Unlike a multivitamin that is a blend of different vitamins, minerals and nutrients, targeted vitamins contain only one nutritional component. They are used to “target” specific vitamin deficiencies or address increased needs.
Most Commonly Beneficial Targeted Vitamins
Vitamin D: Vitamin D promotes healthy bones and teeth, supports immune, nervous and cardiovascular system function and can even regulate mood and reduce depression. It is known as the “sunshine vitamin” because 50 to 90% of the vitamin D in our bodies is produced from exposure to sunlight. However, with more and more people working indoors, avoiding the sun or wearing sunblock to ward off skin cancers, vitamin D deficiency has reached epidemic status worldwide. Over 41% of Americans are deficient, with numbers increasing to 69% in Hispanics and 82% in African Americans.
Omega 3: Omega-3 fatty acids are critical to the structure of the walls of our cells, making them essential for all of our body processes. They are also known to be powerful anti-inflammatories. While there is no set recommended daily dosage for EPA or DHA, the two key Omega 3 fatty acids nutritionists recommend between 250 and 500 mg of the two combined and up to 3,000 mg per day is considered safe. However, you likely won’t reach proper levels unless you are eating at least two eight-ounce portions of cold water, fatty, oily fish per week; think herring, tuna, sardines and mackerel. If not, a targeted supplement might be right for you.
Folate: Folic acid is a B vitamin used by our bodies to create new cells. The Centers for Disease Control recommends that all women between the ages of 15 and 45 who could become pregnant consume 400 milligrams of folic acid each day to prevent major birth defects of the brain or spine. Because many American women fall short of this goal, a targeted vitamin could be beneficial.
B12: Vitamin B12 is essential to the formation of red blood cells, cell metabolism and nerve function. Left untreated, a B12 deficiency can lead to anemia, fatigue, muscle weakness, nerve damage, intestinal problems and mood disturbances. While most Americans get enough vitamin B12 from mean, poultry, fish and dairy products in their diets, older adults, vegetarians and vegans often have difficulty reaching the recommended daily intake of 2.4 micrograms and may benefit from a targeted vitamin.
Magnesium: Every cell in the body contains magnesium and needs it to function, yet nearly 50% of Americans fail to get enough magnesium in their everyday diets. The recommended daily intake of magnesium is 420 milligrams for men and 320 milligrams for women, but because most of us only absorb 30 to 40% of the magnesium we consume, optimal intake may be even higher than the RDI. However, the best natural food sources of magnesium – like pumpkin seeds, spinach, avocado and quinoa – are just not foods most people eat in large quantities, so a supplement is a good alternative.

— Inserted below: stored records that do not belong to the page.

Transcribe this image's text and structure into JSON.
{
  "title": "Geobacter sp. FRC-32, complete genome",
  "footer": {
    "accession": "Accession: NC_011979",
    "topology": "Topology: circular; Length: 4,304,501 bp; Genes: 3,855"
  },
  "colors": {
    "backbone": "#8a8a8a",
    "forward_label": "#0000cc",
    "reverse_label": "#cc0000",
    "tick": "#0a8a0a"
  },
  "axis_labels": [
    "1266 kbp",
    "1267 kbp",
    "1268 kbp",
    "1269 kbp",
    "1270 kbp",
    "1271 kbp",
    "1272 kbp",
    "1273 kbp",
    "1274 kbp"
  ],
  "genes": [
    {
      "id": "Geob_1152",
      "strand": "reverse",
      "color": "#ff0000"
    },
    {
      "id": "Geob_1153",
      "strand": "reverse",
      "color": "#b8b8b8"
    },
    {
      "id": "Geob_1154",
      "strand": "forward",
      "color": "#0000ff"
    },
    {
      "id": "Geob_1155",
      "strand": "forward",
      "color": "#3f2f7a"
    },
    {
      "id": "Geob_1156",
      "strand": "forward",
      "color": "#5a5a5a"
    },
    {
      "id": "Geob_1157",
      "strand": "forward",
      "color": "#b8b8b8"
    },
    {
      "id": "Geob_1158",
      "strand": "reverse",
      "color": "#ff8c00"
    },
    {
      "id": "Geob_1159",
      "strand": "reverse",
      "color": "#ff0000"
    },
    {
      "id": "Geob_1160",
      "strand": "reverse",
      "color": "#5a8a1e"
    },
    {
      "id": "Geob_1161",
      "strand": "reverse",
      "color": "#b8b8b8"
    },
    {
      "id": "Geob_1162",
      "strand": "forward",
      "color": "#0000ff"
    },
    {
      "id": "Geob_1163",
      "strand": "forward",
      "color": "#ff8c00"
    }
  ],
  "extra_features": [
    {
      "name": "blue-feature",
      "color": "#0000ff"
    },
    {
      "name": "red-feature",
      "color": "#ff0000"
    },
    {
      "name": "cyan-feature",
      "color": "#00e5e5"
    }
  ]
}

Calcium: Early in life, women deposit calcium into their bones. When they reach their 30s, they reach peak bone mass and begin to draw calcium from their bones, which weakens them, so consuming enough calcium at all ages is critical to maximize the amount of calcium you put in when you’re younger and then avoid depleting it later. It is also important to start calcium supplementation during child-bearing years because pregnancy can weaken the bones. The recommended daily intake of calcium for women aged 19 to 50 is 1000 milligrams, but the RDI increases to 1300 milligrams for those over age 51. Get calcium from dairy products like milk, yogurt and cheese, and in dark, leafy greens like spinach and kale, or consider a supplement.
Avoiding Upper Limits
Consuming more than the upper limit of certain vitamins can lead to toxicities. This is most common with fat-soluble vitamins like A, D, E, and K, which are stored by the body, rather than eliminated like water-soluble vitamins like C or B. “It is important to take a look daily value percentage of vitamins and minerals in the products your are consuming,” Martinez says. “A registered dietitian nutritionist can guide individuals to consume adequate amounts.” Martinez points out that too much Vitamin A may cause headaches and liver damage, may reduce bone strength and may cause birth defects, according to the National Institutes of Health, while excess iron may cause nausea, vomiting or liver damage.